1. Lei estadual 12.636/2007 de São Paulo, de iniciativa da Assembleia Legislativa, que proíbe a venda de fardas e acessórios das polícias federal, civil e militar e das Forças Armadas, em estabelecimentos comerciais do Estado. Competência concorrente para legislar sobre produção e consumo (art. 24, V, CF/88). Possibilidade.
2. A superveniência de lei federal sobre normas gerais suspende a eficácia da lei estadual, no que lhe for contrária (art. 24, § 4º, CF/1988). Superveniência da Lei federal 12.664/2012 que dispõe sobre a comercialização de vestuários, distintivos e insígnias em âmbito nacional, em estabelecimentos credenciados. Suspensão da eficácia dos art. 1º, 2º e 5º da Lei estadual nº 12.636/2007.
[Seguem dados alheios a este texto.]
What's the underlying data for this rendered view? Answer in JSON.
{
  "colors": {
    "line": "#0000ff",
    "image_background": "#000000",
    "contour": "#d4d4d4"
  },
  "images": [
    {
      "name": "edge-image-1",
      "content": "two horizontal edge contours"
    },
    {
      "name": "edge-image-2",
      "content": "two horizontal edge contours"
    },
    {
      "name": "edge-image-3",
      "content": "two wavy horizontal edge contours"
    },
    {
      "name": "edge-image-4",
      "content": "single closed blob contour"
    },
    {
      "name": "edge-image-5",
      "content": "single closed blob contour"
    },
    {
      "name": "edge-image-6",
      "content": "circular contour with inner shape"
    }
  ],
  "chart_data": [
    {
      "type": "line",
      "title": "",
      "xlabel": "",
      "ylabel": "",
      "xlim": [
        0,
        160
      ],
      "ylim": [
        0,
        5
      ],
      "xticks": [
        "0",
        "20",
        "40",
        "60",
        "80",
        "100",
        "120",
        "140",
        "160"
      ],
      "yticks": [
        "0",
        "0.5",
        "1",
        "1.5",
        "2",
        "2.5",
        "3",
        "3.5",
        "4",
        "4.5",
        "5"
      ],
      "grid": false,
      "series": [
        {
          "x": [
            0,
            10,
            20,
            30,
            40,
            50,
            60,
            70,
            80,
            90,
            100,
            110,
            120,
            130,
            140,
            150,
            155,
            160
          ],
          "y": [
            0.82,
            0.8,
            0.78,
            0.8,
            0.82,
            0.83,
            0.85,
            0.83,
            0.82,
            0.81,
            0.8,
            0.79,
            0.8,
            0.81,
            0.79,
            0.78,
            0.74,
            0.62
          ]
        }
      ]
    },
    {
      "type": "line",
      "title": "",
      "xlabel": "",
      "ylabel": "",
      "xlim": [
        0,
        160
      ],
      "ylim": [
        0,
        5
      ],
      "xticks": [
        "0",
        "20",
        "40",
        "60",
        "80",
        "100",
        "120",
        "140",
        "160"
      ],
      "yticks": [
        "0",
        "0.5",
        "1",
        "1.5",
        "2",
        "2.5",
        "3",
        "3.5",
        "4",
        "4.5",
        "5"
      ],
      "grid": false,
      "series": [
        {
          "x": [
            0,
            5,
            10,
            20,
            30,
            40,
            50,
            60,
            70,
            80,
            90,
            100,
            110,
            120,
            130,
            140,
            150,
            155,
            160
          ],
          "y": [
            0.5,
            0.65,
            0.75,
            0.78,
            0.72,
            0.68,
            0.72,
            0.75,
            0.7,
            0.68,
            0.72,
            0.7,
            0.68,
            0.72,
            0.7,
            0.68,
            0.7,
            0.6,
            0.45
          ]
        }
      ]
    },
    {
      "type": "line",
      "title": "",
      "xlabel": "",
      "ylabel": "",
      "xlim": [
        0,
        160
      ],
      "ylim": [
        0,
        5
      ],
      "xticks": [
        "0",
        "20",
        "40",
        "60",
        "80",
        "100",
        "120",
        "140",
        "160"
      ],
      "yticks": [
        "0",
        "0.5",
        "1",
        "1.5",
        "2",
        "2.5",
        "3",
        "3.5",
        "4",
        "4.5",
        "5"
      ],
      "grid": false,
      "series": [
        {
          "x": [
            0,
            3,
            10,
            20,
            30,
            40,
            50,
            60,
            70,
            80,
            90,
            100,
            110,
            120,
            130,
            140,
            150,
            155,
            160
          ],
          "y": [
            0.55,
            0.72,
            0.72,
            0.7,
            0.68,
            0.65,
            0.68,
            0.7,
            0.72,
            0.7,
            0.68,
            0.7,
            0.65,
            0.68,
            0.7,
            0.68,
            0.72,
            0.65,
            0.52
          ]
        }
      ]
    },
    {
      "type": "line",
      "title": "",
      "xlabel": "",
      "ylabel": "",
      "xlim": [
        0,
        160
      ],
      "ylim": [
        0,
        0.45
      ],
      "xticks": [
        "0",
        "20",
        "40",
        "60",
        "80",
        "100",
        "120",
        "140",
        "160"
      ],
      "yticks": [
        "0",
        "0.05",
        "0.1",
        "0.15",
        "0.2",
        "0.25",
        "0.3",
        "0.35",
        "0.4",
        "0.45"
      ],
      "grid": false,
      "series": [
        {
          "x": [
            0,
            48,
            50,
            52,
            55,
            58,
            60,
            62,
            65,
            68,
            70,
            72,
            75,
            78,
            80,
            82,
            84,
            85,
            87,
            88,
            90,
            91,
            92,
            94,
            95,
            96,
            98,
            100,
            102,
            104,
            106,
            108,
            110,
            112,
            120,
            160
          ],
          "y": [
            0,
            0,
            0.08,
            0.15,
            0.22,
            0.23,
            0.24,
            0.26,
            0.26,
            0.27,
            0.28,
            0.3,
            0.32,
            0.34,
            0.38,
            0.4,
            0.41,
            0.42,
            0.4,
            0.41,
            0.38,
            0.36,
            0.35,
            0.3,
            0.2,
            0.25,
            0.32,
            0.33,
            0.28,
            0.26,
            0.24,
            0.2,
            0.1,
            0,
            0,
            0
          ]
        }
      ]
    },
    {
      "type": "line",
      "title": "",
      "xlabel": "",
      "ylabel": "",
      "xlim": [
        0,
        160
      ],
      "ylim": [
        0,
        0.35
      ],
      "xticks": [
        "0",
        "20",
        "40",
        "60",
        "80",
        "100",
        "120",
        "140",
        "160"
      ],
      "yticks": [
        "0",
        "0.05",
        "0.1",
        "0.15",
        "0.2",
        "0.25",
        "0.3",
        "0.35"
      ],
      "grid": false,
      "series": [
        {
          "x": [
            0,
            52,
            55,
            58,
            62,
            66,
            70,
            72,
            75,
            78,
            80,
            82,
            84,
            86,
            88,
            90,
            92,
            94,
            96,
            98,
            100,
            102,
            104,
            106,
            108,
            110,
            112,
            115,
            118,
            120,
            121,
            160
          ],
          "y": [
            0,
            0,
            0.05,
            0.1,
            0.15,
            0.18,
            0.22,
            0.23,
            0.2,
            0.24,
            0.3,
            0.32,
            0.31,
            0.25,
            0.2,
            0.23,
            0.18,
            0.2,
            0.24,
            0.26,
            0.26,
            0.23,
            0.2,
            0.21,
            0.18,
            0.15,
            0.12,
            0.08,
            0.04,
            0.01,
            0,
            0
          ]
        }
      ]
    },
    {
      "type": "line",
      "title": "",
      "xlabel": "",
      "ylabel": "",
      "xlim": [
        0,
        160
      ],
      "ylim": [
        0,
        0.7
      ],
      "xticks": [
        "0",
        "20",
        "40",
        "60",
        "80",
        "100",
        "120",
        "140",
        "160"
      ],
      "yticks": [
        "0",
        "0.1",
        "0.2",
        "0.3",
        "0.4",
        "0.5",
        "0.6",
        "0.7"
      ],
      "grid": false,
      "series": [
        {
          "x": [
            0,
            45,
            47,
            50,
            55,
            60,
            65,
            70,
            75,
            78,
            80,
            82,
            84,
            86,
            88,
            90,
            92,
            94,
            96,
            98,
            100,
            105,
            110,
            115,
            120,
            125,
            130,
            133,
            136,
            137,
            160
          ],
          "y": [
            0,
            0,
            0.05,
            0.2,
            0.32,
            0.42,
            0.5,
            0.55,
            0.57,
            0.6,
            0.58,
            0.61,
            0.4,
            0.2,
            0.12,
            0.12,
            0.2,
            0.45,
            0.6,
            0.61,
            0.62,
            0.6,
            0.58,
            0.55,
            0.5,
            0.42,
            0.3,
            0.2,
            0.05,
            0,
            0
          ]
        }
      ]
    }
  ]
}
3. Lei estadual que prevê a obrigação de identificação do usuário no fardamento, o fornecimento gratuito dos uniformes e a fiscalização do cumprimento da Lei à Secretaria Estadual. Vício de inconstitucionalidade formal dos arts. 3º, 4º e 6º da Lei estadual, por violarem o art. 84, inc. VI, a, e o art. 61, §1º, inc. II, e, ambos da CF/88. Inconstitucionalidade, por arrastamento, dos art. 7º, 8º e 9º da Lei estadual.
4. Pedido da ação direta julgado parcialmente procedente, com a fixação da seguinte tese: “Padece de inconstitucionalidade formal lei de iniciativa parlamentar que disponha sobre atribuições de órgãos da Administração Pública (art. 61, § 1º, II, "e" e art. 84, VI, da Constituição Federal).”